A. Al-Shabab won control of almost all of Somalia's capital, Mogadishu, in 2006, and held large swaths of central and southern Somalia until a force from the African Union, including soldiers from neighboring Kenya and Uganda, pushed the militants out of the city in 2011. The United States backed the first African intervention.

Al-Shabab still controls many rural areas in Somalia where they impose strict shariah law, including stoning to death women accused of adultery and amputating the hands of accused thieves. It has launched many deadly suicide bomb attacks.

Q. Al-Qaeda links?

A. Al-Shabab leader Mukhtar Abu Zubair has pledged allegiance to the global terror movement al-Qaeda, which seeks to impose Islamic rule by force worldwide.

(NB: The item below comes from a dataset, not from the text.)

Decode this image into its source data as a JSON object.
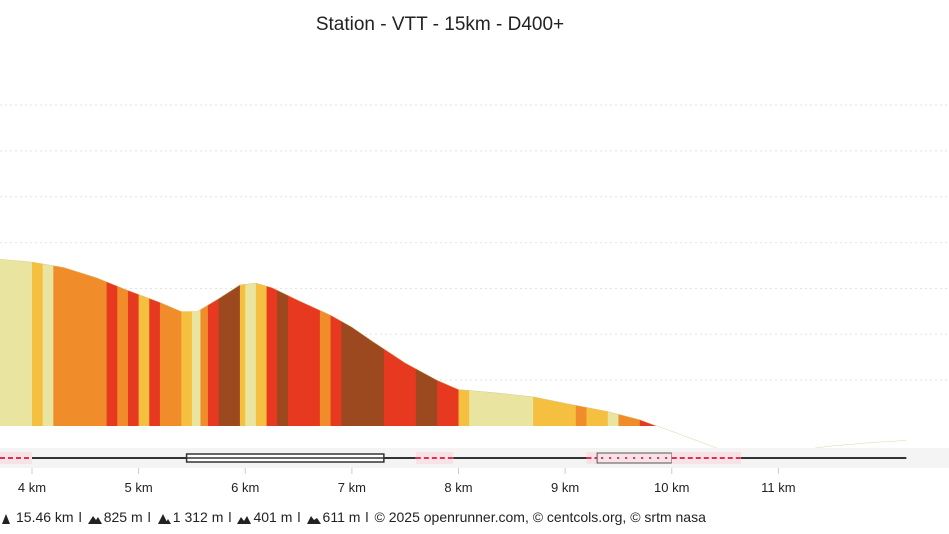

Al-Qaeda's 2002 attacks on an Israeli-owned Kenyan resort in Mombasa and an attempted attack on a plane carrying Israeli tourists are believed to have been planned by an al-Qaeda cell in Somalia.

Q. Where does al-Shabab's money come from?

A. Before African troops moved in, al-Shabab was making a steady income from duties and fees levied at ports and airports as well as extorting taxes on domestic produce and demanding "jihadi" contributions. A United Nations report estimated al-Shabab's income in 2011 at $70 million to $100 million.

Q. What is al-Shabab's status in Somalia?

A. Somalia's first elected government in more than two decades won power a year ago and, together with the African Union force, has the opportunity to create "a window of opportunity to fundamentally change Somalia's trajectory," according to the U.S. State Department.